While the figures are down from previous years – in 2010, 94 percent showed their support for solar, in 2009, 92 percent and in 2008, 94 percent – the majority still think solar is a crucial energy component.

When asked "If you were in charge of U.S. energy policy and could choose to provide financial support in one of the following energy sources…", 16 percent of the respondents stated that the government should not invest in energy sources at all. However, representing the lion’s share, 39 percent chose solar over natural gas (21 percent), wind (12 percent), nuclear (nine percent) and coal (three percent).

Of the survey participants, 82 percent also stated that they would like to see federal incentives for solar, like federal tax credits and grants similar to those that traditional sources of energy receive.

Furthermore, it was identified that 82 percent of the survey participants feel that it is "vital" that the U.S. government support solar manufacturing in the country.

Fifty one percent also said they would be "more likely" to buy a product if they knew that it had been produced using solar energy.
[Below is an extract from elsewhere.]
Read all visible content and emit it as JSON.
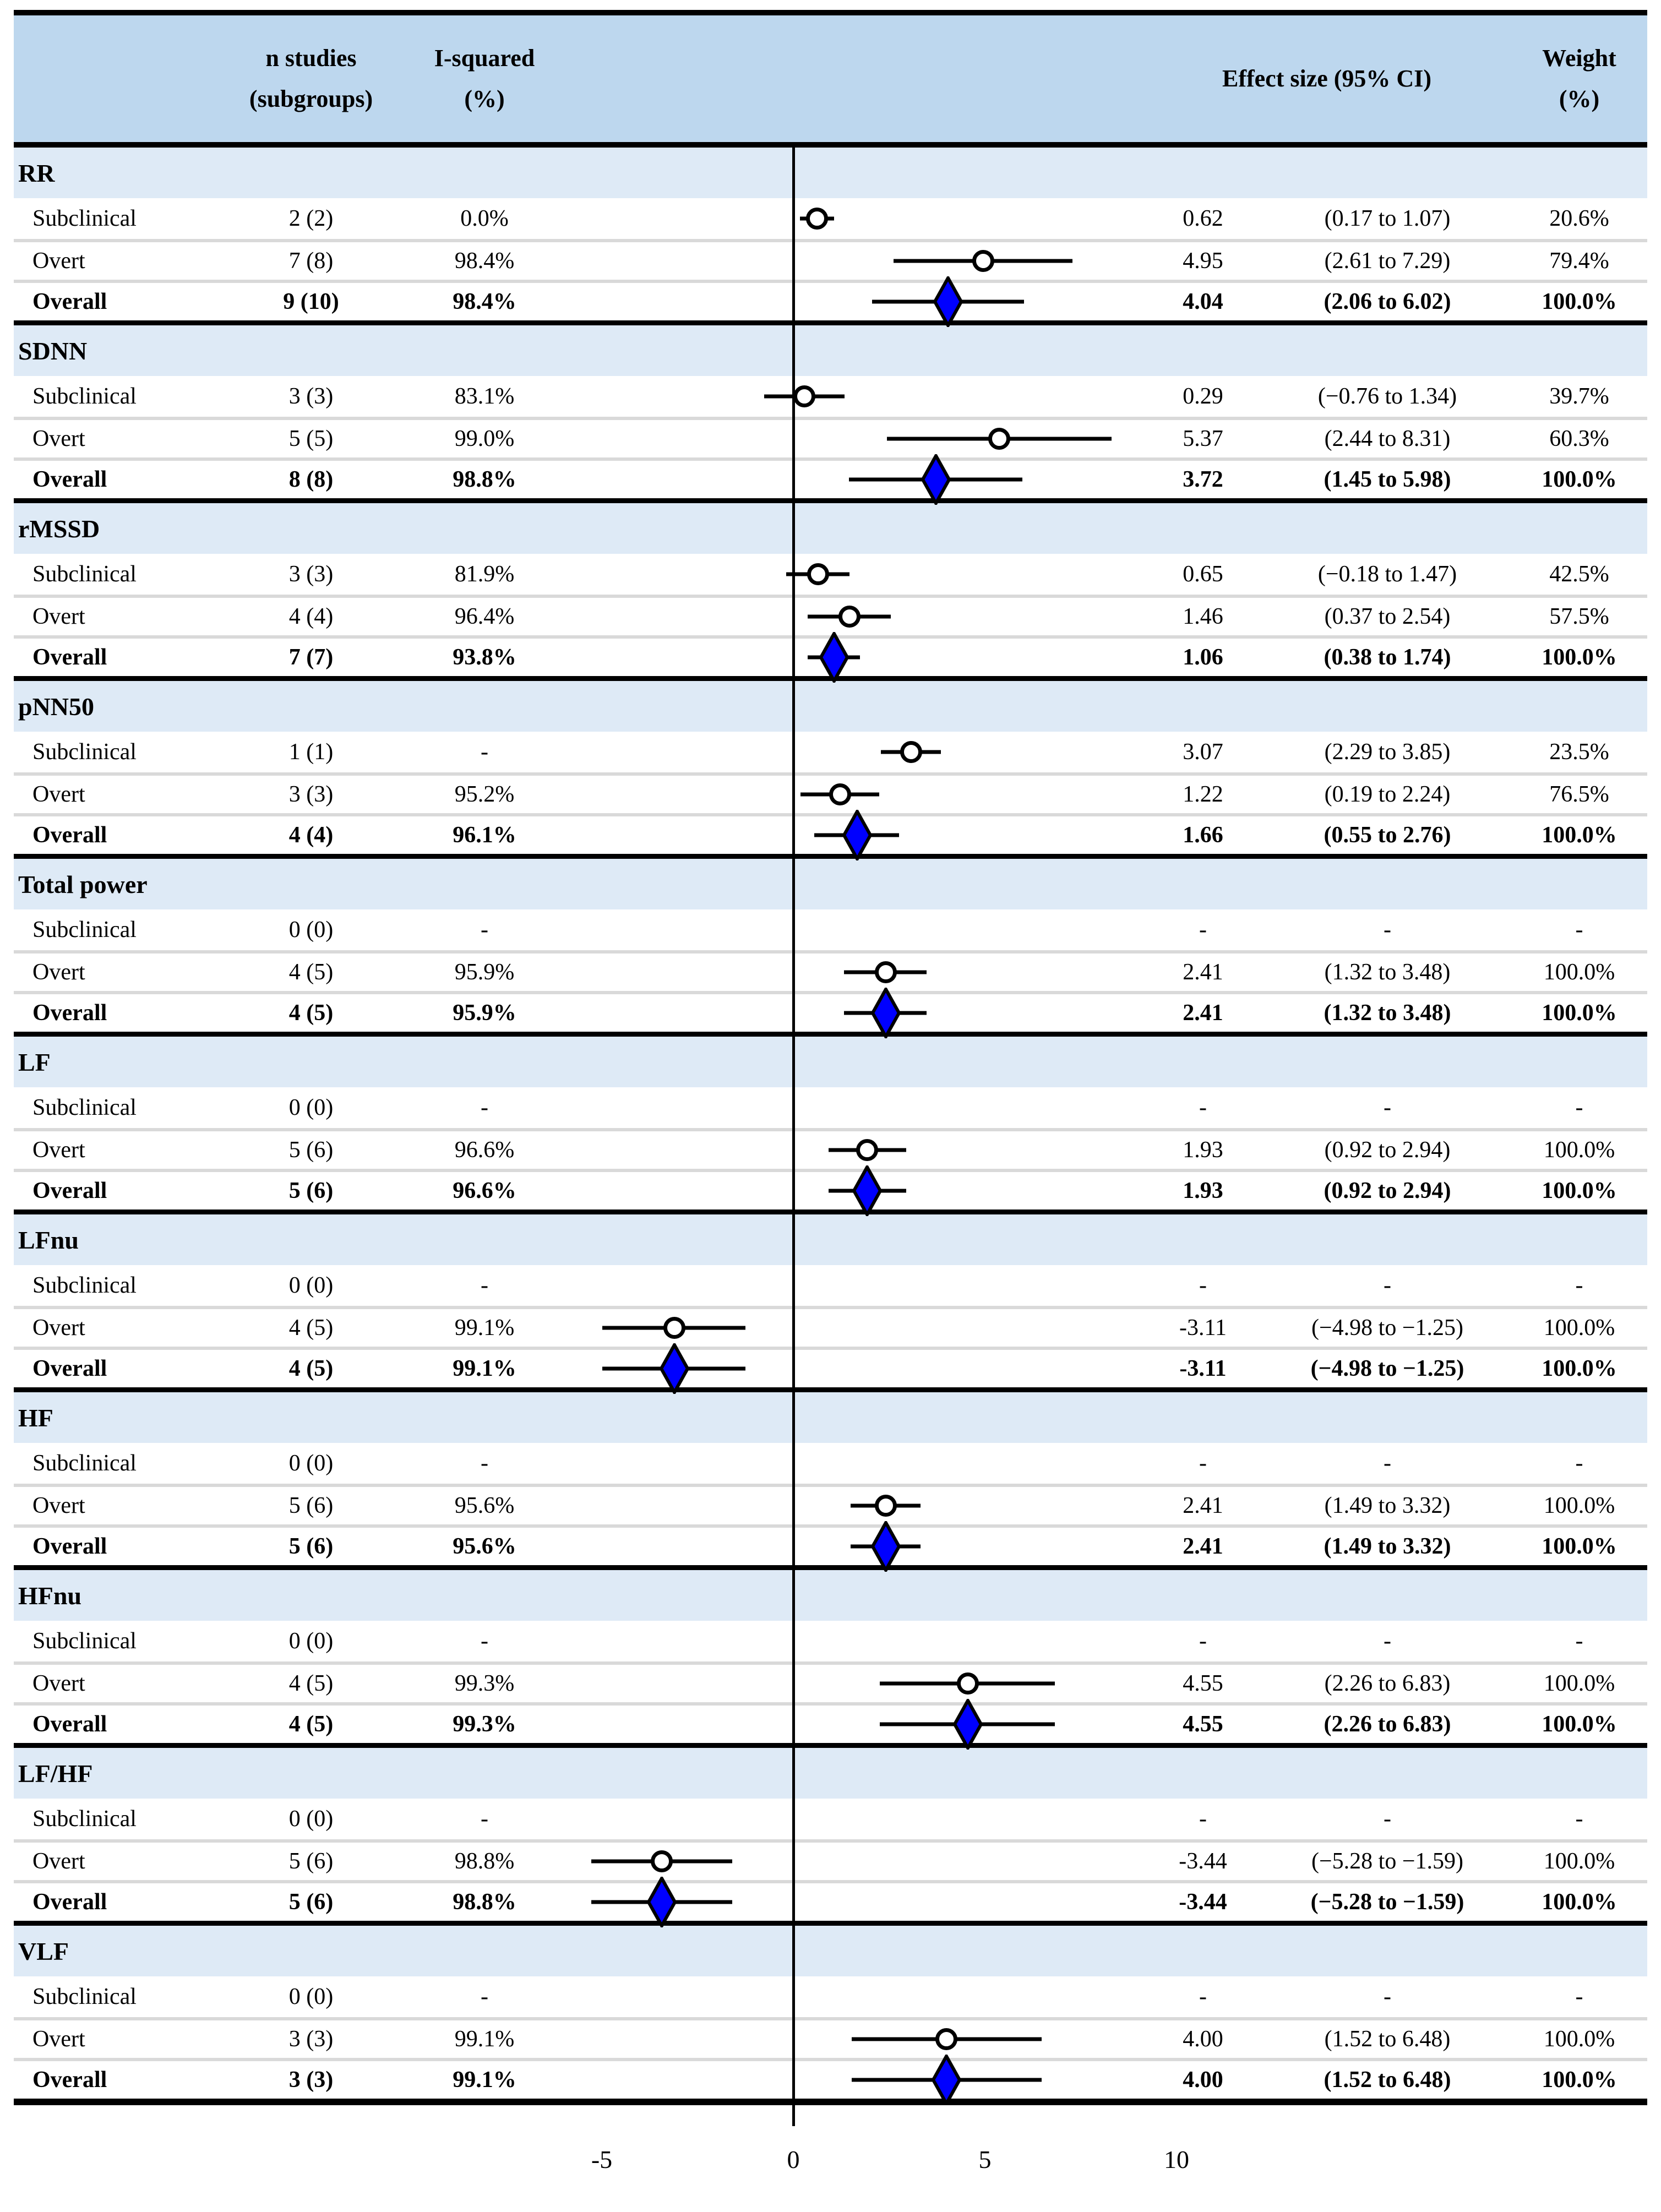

This is in comparison to the 41 percent who said they would be "about as likely", and the seven percent who said they would be "less likely".

The support for solar seems to be strong across the political spectrum, with 80 percent of Republicans, 90 percent of Independents and 94 percent of Democrats agreeing that it is important for the country to develop and use solar.

While the findings are positive for the industry, the survey did identify several issues. For instance, 55 percent of the participants had concerns about solar’s cost, 29 percent about its reliability, 11 percent about the benefits, and four percent with the aesthetics.

In this tough economy, Americans want to see solutions coming from Washington," said Rhone Resch, president and CEO of SEIA. He added, "It’s clear that solar has the strong support of the American people. Now it needs the support of U.S. policymakers in extending job-creating policies like the 1603 program to make sure solar continues to work for America."